States that do opt to cover various weight loss treatments, including medications, nutrition programs and bariatric surgery, almost invariably deploy restrictive eligibility requirements around things like body mass indices and the presence of co-morbidities, along with the use of prior authorization and step edits. This means, for instance, that individuals wanting to access treatments must attest to “increased exercise activity” and submit documentation proving that they’ve tried and failed to lose weight after receiving nutrition counseling and going on a strict, low-calorie diet.
In light of budget constraints, steep cuts to a wide range of Medicaid benefits are probable in the short term. This may come in the form of even more severe limits on coverage of medicines and other healthcare technologies, including obesity treatments.
It’s possible that through a voluntary demonstration project that the Centers for Medicare and Medicaid Services announced last month, some state Medicaid agencies could soon elect to cover these drugs for “weight management.” But the plan has not been finalized. Nor have any details been divulged besides the fact that it would commence in April of next year for Medicaid. Without information on how state programs would be incentivized to sign up, it’s unclear who would be interested.
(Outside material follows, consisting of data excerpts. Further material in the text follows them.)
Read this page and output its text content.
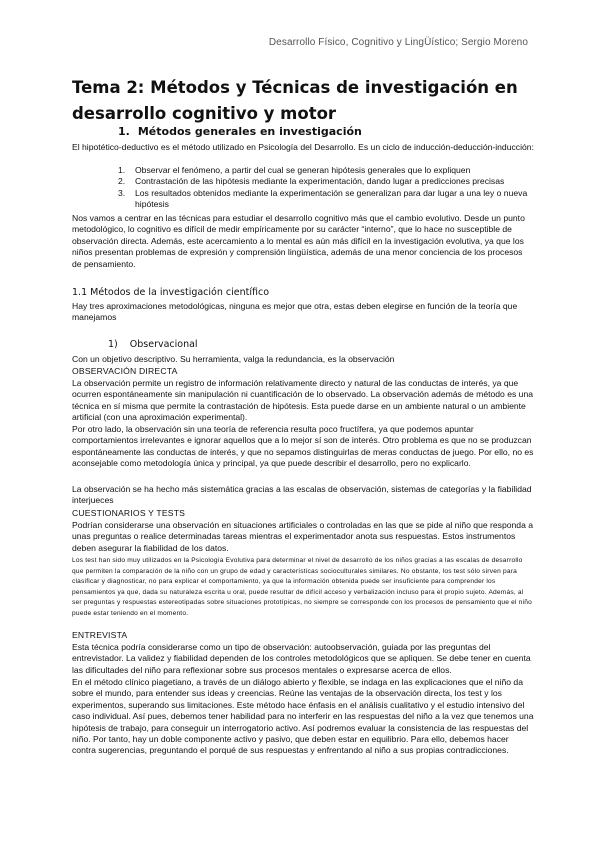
Desarrollo Físico, Cognitivo y LingÜístico; Sergio Moreno
Tema 2: Métodos y Técnicas de investigación en desarrollo cognitivo y motor
1. Métodos generales en investigación
El hipotético-deductivo es el método utilizado en Psicología del Desarrollo. Es un ciclo de inducción-deducción-inducción:
1. Observar el fenómeno, a partir del cual se generan hipótesis generales que lo expliquen
2. Contrastación de las hipótesis mediante la experimentación, dando lugar a predicciones precisas
3. Los resultados obtenidos mediante la experimentación se generalizan para dar lugar a una ley o nueva hipótesis
Nos vamos a centrar en las técnicas para estudiar el desarrollo cognitivo más que el cambio evolutivo. Desde un punto metodológico, lo cognitivo es difícil de medir empíricamente por su carácter “interno”, que lo hace no susceptible de observación directa. Además, este acercamiento a lo mental es aún más difícil en la investigación evolutiva, ya que los niños presentan problemas de expresión y comprensión lingüística, además de una menor conciencia de los procesos de pensamiento.
1.1 Métodos de la investigación científico
Hay tres aproximaciones metodológicas, ninguna es mejor que otra, estas deben elegirse en función de la teoría que manejamos
1) Observacional
Con un objetivo descriptivo. Su herramienta, valga la redundancia, es la observación
OBSERVACIÓN DIRECTA
La observación permite un registro de información relativamente directo y natural de las conductas de interés, ya que ocurren espontáneamente sin manipulación ni cuantificación de lo observado. La observación además de método es una técnica en sí misma que permite la contrastación de hipótesis. Esta puede darse en un ambiente natural o un ambiente artificial (con una aproximación experimental).
Por otro lado, la observación sin una teoría de referencia resulta poco fructífera, ya que podemos apuntar comportamientos irrelevantes e ignorar aquellos que a lo mejor sí son de interés. Otro problema es que no se produzcan espontáneamente las conductas de interés, y que no sepamos distinguirlas de meras conductas de juego. Por ello, no es aconsejable como metodología única y principal, ya que puede describir el desarrollo, pero no explicarlo.
La observación se ha hecho más sistemática gracias a las escalas de observación, sistemas de categorías y la fiabilidad interjueces
CUESTIONARIOS Y TESTS
Podrían considerarse una observación en situaciones artificiales o controladas en las que se pide al niño que responda a unas preguntas o realice determinadas tareas mientras el experimentador anota sus respuestas. Estos instrumentos deben asegurar la fiabilidad de los datos.
Los test han sido muy utilizados en la Psicología Evolutiva para determinar el nivel de desarrollo de los niños gracias a las escalas de desarrollo que permiten la comparación de la niño con un grupo de edad y características socioculturales similares. No obstante, los test sólo sirven para clasificar y diagnosticar, no para explicar el comportamiento, ya que la información obtenida puede ser insuficiente para comprender los pensamientos ya que, dada su naturaleza escrita u oral, puede resultar de difícil acceso y verbalización incluso para el propio sujeto. Además, al ser preguntas y respuestas estereotipadas sobre situaciones prototípicas, no siempre se corresponde con los procesos de pensamiento que el niño puede estar teniendo en el momento.
ENTREVISTA
Esta técnica podría considerarse como un tipo de observación: autoobservación, guiada por las preguntas del entrevistador. La validez y fiabilidad dependen de los controles metodológicos que se apliquen. Se debe tener en cuenta las dificultades del niño para reflexionar sobre sus procesos mentales o expresarse acerca de ellos.
En el método clínico piagetiano, a través de un diálogo abierto y flexible, se indaga en las explicaciones que el niño da sobre el mundo, para entender sus ideas y creencias. Reúne las ventajas de la observación directa, los test y los experimentos, superando sus limitaciones. Este método hace énfasis en el análisis cualitativo y el estudio intensivo del caso individual. Así pues, debemos tener habilidad para no interferir en las respuestas del niño a la vez que tenemos una hipótesis de trabajo, para conseguir un interrogatorio activo. Así podremos evaluar la consistencia de las respuestas del niño. Por tanto, hay un doble componente activo y pasivo, que deben estar en equilibrio. Para ello, debemos hacer contra sugerencias, preguntando el porqué de sus respuestas y enfrentando al niño a sus propias contradicciones.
The perennial issue for all types of payers is money. Once these therapeutics are covered by insurance, they tend to blow up budgets. Many payers in the commercial sector cite serious budgetary concerns. A survey released this spring of employer-based plans shows that GLP-1 drugs used for obesity account for an average of 10.5% of total annual claims. And if Medicare were to lift its prohibition on coverage, it would cost the program a cumulative $35 billion from 2026-2034. While the estimates included possible savings from improved health, these were not nearly sufficient to offset the costs of the medications.
Such projected expenses haven’t been calculated specifically for Medicaid. But the churn or enrollee turnover is so high in Medicaid that any longer-term, downstream cost savings would be very hard to come by, further exacerbating the budgetary problem.
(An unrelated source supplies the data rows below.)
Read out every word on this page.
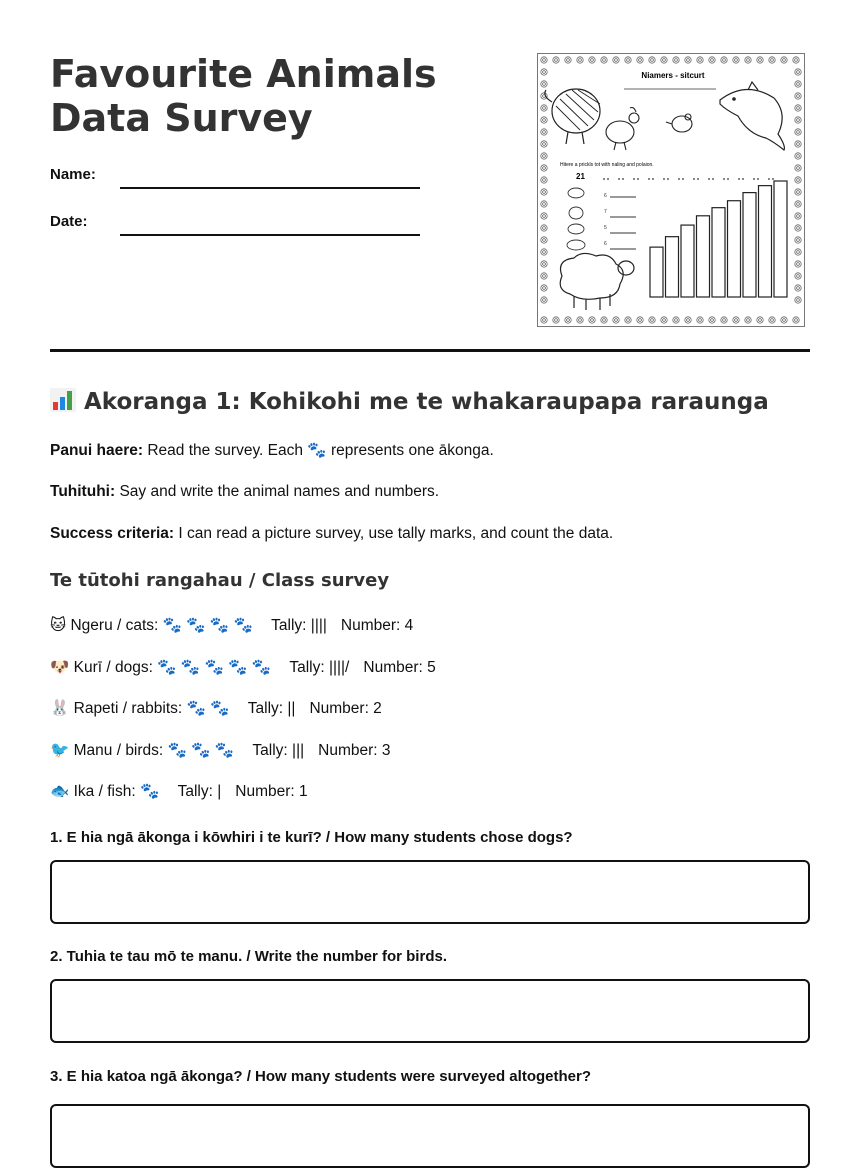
Favourite Animals Data Survey
Name:
Date:
Niamers - sitcurt
Hitere a prickls tot with naling and polaion.
21
6
7
5
6
Akoranga 1: Kohikohi me te whakaraupapa raraunga
Panui haere: Read the survey. Each 🐾 represents one ākonga.
Tuhituhi: Say and write the animal names and numbers.
Success criteria: I can read a picture survey, use tally marks, and count the data.
Te tūtohi rangahau / Class survey
🐱 Ngeru / cats: 🐾 🐾 🐾 🐾 Tally: |||| Number: 4
🐶 Kurī / dogs: 🐾 🐾 🐾 🐾 🐾 Tally: ||||/ Number: 5
🐰 Rapeti / rabbits: 🐾 🐾 Tally: || Number: 2
🐦 Manu / birds: 🐾 🐾 🐾 Tally: ||| Number: 3
🐟 Ika / fish: 🐾 Tally: | Number: 1
1. E hia ngā ākonga i kōwhiri i te kurī? / How many students chose dogs?
2. Tuhia te tau mō te manu. / Write the number for birds.
3. E hia katoa ngā ākonga? / How many students were surveyed altogether?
While cost is a primary consideration for payers, lack of persistence on GLP-1s is another reason for hesitance to reimburse weight loss drugs. Patients who are treated with GLP-1s tend to discontinue at a relatively high rate. One study cited by federal government policymakers found that approximately 53% of patients with overweight or obesity taking semaglutide-based products didn’t persist on treatment past two months. Starting and stopping on these medicines so soon yields little or no benefit to patients and only adds costs for payers.
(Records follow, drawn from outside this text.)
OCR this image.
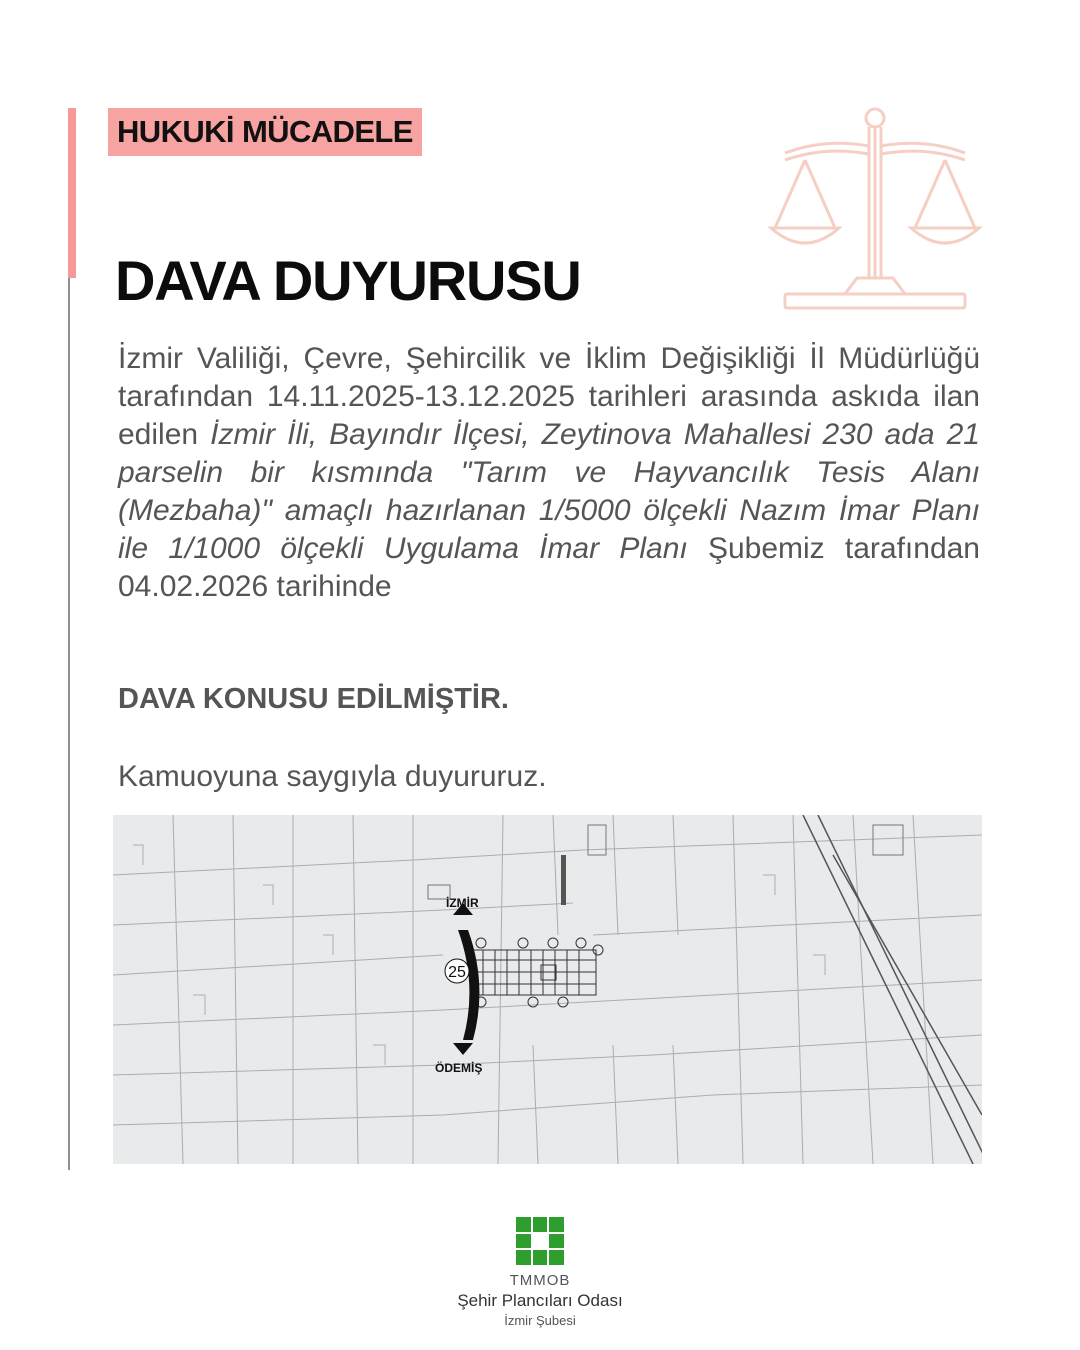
HUKUKİ MÜCADELE
DAVA DUYURUSU

İzmir Valiliği, Çevre, Şehircilik ve İklim Değişikliği İl Müdürlüğü tarafından 14.11.2025-13.12.2025 tarihleri arasında askıda ilan edilen İzmir İli, Bayındır İlçesi, Zeytinova Mahallesi 230 ada 21 parselin bir kısmında "Tarım ve Hayvancılık Tesis Alanı (Mezbaha)" amaçlı hazırlanan 1/5000 ölçekli Nazım İmar Planı ile 1/1000 ölçekli Uygulama İmar Planı Şubemiz tarafından 04.02.2026 tarihinde

DAVA KONUSU EDİLMİŞTİR.

Kamuoyuna saygıyla duyururuz.

25
İZMİR
ÖDEMİŞ
TMMOB
Şehir Plancıları Odası
İzmir Şubesi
It’s possible that employers, commercial insurers and payers in the public sector—including Medicaid—decide to eventually revisit their coverage decisions if net prices of GLP-1s decrease sufficiently, combined with more data showing the benefits of weight loss drugs when taken consistently and persistently in conjunction with an appropriate dietary and exercise regimen. Until that time, however, coverage will continue to be a major hurdle.